Justina’s parents said the teen’s health is deteriorating as she sits -- against her parents’ consent -- at the Wayside Youth and Family Support Network facility in Framingham, Mass.

“She hasn’t had any blood tests in 13 months,” her mother, Linda Pelletier, told FoxNews.com. “We learned yesterday that she has a urinary tract infection.”

“She’s awful,” her father said. “She’s paralyzed and has bruises on her body … It’s just one thing after another.”

The Massachusetts Department of Children and Families took emergency custody of Justina on Valentine’s Day 2013 after doctors at Tufts Medical Center, which had been treating her for a rare condition, and doctors as Boston Children’s Hospital, clashed over the cause of her medical problems, which included difficulty eating and walking.

At Tufts, Justina had been treated for mitochondrial disease, a group of rare genetic disorders affecting cellular energy production. When Justina began experiencing some gastrointestinal problems, the Tufts doctor treating her, Dr. Mark Korson, wanted the girl to visit Dr. Alejandro Flores at Boston Children's Hospital, according to the family's current attorney, Phil Moran. Flores had treated Justina in the past, Moran said, and Korson thought it beneficial for the teen to see a gastroenterologist.

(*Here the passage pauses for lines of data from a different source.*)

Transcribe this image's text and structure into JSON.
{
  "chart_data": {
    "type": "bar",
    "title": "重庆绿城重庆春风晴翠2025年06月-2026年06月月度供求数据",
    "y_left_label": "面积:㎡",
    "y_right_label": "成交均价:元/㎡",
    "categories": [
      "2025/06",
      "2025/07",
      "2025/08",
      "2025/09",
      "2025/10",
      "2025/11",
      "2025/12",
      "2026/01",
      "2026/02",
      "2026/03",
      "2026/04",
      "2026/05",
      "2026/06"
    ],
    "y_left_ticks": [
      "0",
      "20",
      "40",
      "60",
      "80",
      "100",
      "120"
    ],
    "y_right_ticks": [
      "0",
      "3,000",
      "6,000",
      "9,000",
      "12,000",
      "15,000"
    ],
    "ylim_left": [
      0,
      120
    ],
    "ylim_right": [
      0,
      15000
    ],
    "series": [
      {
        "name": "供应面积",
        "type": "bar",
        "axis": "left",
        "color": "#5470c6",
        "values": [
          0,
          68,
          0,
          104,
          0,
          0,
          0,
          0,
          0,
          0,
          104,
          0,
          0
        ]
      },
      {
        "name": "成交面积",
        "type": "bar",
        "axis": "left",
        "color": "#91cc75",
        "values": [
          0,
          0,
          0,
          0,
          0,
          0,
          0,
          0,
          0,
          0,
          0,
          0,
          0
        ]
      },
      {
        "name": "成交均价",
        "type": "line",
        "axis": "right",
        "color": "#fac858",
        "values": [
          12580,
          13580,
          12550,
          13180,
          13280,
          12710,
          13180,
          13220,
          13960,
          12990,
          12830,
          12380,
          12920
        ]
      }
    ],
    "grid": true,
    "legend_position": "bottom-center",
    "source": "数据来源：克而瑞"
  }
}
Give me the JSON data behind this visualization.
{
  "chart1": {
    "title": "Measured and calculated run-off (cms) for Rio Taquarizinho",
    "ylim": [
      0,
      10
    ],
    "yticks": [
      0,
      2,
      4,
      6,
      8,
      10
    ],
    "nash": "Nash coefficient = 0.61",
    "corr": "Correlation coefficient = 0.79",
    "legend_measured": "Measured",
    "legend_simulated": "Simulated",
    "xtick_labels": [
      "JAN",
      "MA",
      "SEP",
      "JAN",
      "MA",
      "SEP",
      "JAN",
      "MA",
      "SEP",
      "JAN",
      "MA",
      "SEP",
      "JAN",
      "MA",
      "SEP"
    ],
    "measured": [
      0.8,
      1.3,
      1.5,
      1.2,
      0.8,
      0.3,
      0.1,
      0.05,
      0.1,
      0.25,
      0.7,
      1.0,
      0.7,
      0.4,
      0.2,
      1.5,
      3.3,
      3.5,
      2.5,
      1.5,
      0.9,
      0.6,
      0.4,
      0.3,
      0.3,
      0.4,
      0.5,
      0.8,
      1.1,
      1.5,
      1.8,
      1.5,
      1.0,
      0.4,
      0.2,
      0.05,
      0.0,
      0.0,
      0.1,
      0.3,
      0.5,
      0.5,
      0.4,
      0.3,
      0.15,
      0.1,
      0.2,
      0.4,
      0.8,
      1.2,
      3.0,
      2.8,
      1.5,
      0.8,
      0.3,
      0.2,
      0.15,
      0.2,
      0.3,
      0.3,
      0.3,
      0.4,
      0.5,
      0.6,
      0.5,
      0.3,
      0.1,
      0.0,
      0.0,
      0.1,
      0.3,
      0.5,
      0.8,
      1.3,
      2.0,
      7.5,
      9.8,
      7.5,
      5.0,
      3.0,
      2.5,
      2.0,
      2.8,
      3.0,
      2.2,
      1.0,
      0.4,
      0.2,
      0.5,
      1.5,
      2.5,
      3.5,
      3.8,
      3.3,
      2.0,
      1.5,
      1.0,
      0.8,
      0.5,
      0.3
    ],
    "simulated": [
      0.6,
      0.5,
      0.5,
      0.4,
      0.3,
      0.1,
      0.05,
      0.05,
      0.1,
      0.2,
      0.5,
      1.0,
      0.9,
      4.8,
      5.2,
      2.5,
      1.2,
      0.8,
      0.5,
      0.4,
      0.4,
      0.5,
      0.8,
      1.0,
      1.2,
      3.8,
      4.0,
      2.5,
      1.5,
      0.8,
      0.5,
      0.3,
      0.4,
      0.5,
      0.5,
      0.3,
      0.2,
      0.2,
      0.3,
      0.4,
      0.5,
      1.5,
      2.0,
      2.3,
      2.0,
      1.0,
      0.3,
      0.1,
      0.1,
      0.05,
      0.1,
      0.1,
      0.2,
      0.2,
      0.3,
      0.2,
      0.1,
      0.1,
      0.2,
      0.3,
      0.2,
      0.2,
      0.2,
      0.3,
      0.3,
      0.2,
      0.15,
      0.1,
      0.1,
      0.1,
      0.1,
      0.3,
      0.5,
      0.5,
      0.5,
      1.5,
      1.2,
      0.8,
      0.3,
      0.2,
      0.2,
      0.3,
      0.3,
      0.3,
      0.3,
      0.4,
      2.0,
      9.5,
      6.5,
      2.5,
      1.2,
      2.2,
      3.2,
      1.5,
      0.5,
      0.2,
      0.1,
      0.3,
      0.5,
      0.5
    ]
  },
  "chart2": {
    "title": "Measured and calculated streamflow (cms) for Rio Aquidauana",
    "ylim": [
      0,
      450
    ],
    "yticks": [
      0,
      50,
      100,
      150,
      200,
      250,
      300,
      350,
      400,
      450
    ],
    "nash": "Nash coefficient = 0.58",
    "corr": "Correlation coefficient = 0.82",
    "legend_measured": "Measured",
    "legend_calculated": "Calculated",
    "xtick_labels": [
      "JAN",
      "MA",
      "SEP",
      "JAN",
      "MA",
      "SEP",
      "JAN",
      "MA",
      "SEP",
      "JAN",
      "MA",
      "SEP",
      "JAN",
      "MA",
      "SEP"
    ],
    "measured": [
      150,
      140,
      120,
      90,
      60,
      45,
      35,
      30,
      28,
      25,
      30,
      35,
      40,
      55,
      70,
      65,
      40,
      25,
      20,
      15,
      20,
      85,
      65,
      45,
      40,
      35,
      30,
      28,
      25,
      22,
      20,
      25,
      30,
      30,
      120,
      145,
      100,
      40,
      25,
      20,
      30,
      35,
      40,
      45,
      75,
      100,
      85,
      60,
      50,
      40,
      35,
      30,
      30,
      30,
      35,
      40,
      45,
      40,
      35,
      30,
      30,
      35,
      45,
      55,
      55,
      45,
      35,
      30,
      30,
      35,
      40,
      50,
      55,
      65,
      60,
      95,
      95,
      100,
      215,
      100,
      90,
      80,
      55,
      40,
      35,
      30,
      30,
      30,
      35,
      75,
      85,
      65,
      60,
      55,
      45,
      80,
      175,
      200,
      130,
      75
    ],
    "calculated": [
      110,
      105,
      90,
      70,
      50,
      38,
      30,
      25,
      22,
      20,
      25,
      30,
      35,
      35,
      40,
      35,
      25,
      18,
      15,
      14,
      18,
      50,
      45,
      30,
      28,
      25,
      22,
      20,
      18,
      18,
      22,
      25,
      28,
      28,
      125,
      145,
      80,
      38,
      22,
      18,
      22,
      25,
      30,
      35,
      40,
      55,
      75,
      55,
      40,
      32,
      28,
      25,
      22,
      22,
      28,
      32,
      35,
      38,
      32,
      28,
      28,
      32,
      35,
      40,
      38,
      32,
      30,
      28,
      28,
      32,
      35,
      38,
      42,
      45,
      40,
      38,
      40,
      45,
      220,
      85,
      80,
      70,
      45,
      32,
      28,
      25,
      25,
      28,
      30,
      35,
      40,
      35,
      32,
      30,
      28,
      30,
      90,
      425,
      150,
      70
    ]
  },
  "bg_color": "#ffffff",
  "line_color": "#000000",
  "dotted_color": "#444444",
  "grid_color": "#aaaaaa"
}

What happened next was a "tragic nightmare" for Justina and her family, Moran told FoxNews.com.

Justina was taken by ambulance to Boston Children's Hospital because she was in a wheelchair at the time and a heavy snowstorm was blanketing the region. Because she arrived by ambulance, she was taken directly into the hospital's emergency room, where a "resident refused to send her to Dr. Flores" and, "declared this was his case," according to Moran. He said the unnamed resident then called upon a psychologist, who diagnosed Justina with somatoform disorder -- a mental condition in which a patient experiences symptoms that are real but have no physical or biological explanation. Justina was diagnosed with the disorder "within 25 minutes," Moran claims.

The Pelletier family rejected the new psychiatric diagnosis and wanted to bring Justina back to Tufts, Moran said. He claims the hospital tried to force the girl's parents to sign papers preventing them from seeking another opinion.

After tempers flared between the Pelletiers and staff at Boston Children's, the hospital notified the state that it suspected the parents of medical child abuse.

The girl was kept at Boston Children’s psychiatric ward for nearly a year, but was then slated to be transferred to another state facility. Johnston said the family, which vented its anger in various media interviews, hampered efforts to have her placed as near them as possible. She is currently being held at the Wayside Youth and Family Support Network facility in Framingham, Mass.

Lou Pelletier said Johnson ignored the testimony of his daughter's original doctors, who stand by the diagnosis of mitochondrial disease. In the more than a year since the ordeal began, the Pelletiers have only been allowed hourly visits each week with their daughter, whose condition, they say, has deteriorated. She has not attended school or church since the family lost custody of her, he said.

Dershowitz, who said he had great respect for both hospitals, said he found it disturbing that the state would take custody of the child as a result of a dispute between two esteemed medical institutions.

“Parents have a right to be wrong, as long as they’re acting reasonably," Dershowitz said. "And if two distinguished medical centers have different diagnoses, it should be the parents, not the state, that determines the course of treatment.”

Dershowitz also said a gag order imposed by the judge to stop the family from talking to the press was "without a doubt unconstitutional."

Johnston's ruling leaves it up to the state Department of Children and Families to decide whether or when Justina should be returned to her family, and leaves open the possibility the girl will be in state care until she turns 18. The judge is expected to revisit the decision to award permanent custody in a follow-up court hearing on May 25.

In the meantime, Lou Pelletier said his family is appealing a decision in which Johnston backed the Boston Children's doctors, and said the family's attorneys have filed a writ of habeus corpus against Massachusetts for wrongful imprisonment.

FoxNews.com's Cristina Corbin contributed to this report.